In the past I had always told my patients to take oyster shell calcium – “it’s cheap, it’s easy to take, and it works!”  However, I recently attended a conference where the expert cautioned against oyster shell sources of calcium.  Apparently with all of the contamination of the water and nutrients consumed by the oysters, this type of supplementation is often tainted with lead, mercury, and other impurities.

 

I also was reminded that an 8 oz glass of milk has 300 mg. of calcium and that there is calcium-fortified orange juice (Tropicana) which also has 300 mg per glass.

 

Another important factor for calcium absorption is vitamin D.  Exposure to the sun provides vitamin D, but if you have looked out the window lately, there is not much of it here in Midland, Michigan!  The Institute of Medicine recommends that the daily intake of vitamin D be 600-800 IU.  Most vitamin pills fall far short of this.

 

Luckily, because osteoporosis is such a major problem in post-menopausal women, new drugs have been developed which will actually replace some of the bone loss. They include a product called alendronate (Fosamax) and Calcitonin.  Both are prescription, but can reverse bone loss.

 

Of course, estrogen is a great medication to prevent osteoporosis, too.  But, being male, I do not have that option.  Estrogens also reduce Alzheimer’s, colon cancer, strokes and heart attacks. They preserve not only bone, but the vagina, skin and bladder, too.

 

Who should be tested for osteoporosis?  Bone minimal density tests are recommended if you are 65 or older, are post-menopausal with risk factors or have suffered a fracture, if you are female and not taking estrogen replacement, if you are losing height or if you have a family history of the disease.

 

And so, what lessons did I learn?

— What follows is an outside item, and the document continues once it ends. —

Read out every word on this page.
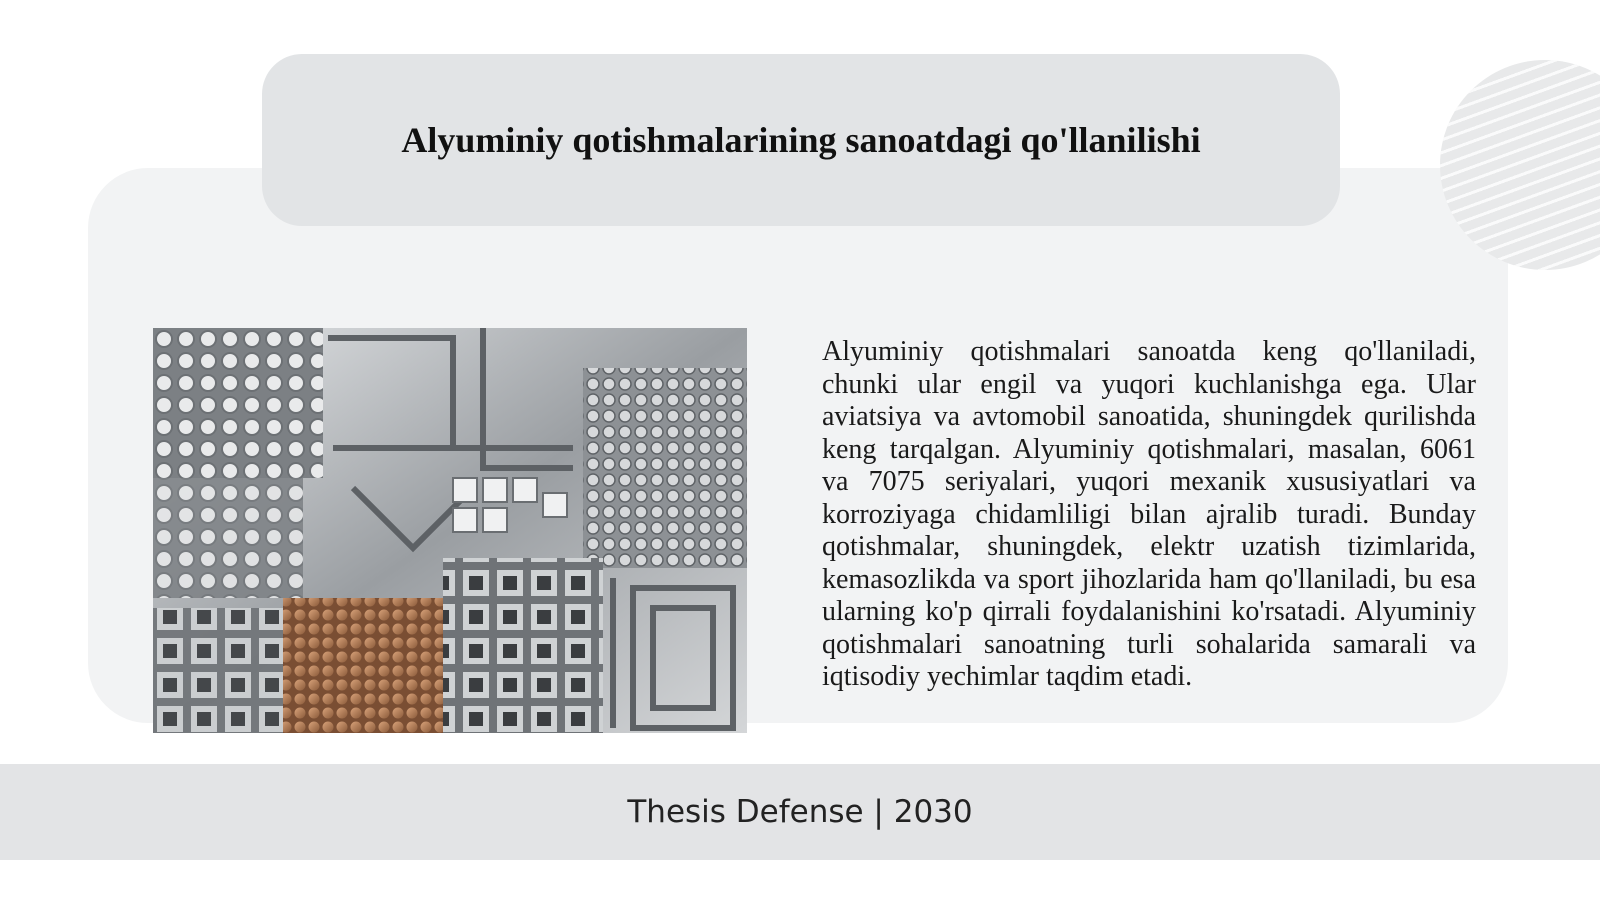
Alyuminiy qotishmalarining sanoatdagi qo'llanilishi

Alyuminiy qotishmalari sanoatda keng qo'llaniladi, chunki ular engil va yuqori kuchlanishga ega. Ular aviatsiya va avtomobil sanoatida, shuningdek qurilishda keng tarqalgan. Alyuminiy qotishmalari, masalan, 6061 va 7075 seriyalari, yuqori mexanik xususiyatlari va korroziyaga chidamliligi bilan ajralib turadi. Bunday qotishmalar, shuningdek, elektr uzatish tizimlarida, kemasozlikda va sport jihozlarida ham qo'llaniladi, bu esa ularning ko'p qirrali foydalanishini ko'rsatadi. Alyuminiy qotishmalari sanoatning turli sohalarida samarali va iqtisodiy yechimlar taqdim etadi.

Thesis Defense | 2030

Never again will I tell a patient to “just pick up some calcium pills” and take 1000 mg of supplements a day.  My advice would now be this: (1) Calcium intake should be 1000-1500 mg per day for both men and women.  (2) Most diets only provide one-third to one-half of this amount.  Subsequently, supplementation is needed.  (3) Calcium can be found in many forms.  Special K cereal will provide 500 mg per cup.  Viactiv will provide 500 mg per cube.  Tums® has 200 mg per tablet and should be taken with food.  Calcium citrate is probably the best form to take.  (4) Bottles must be scrutinized to be sure the appropriate amount of calcium is being taken.  Look at the amount of calcium per pill, not “per serving” and be sure to take enough pills.  (5) Cow’s milk provides 300 mg of calcium per 8-ounce glass. This is also present in skimmed and low-fat varieties.  Some orange juice products can provide the same.  (6) Consider adding 500 IU of vitamin D so that the calcium can be absorbed.  (7) Get plenty of exercise, do not smoke, limit alcohol intake, reduce protein and salt in the diet and eat lots of green vegetables every day.

 

Using a variety of the above methods should allow any patient to consume 1000-1500 mg of the calcium needed per day.

 

(What I also learned was that it is not only patients who need to learn about calcium supplementation but some doctors like me need to go stand at the drug counters and see how difficult it is for most men and women to decide which supplements they should really be taking.)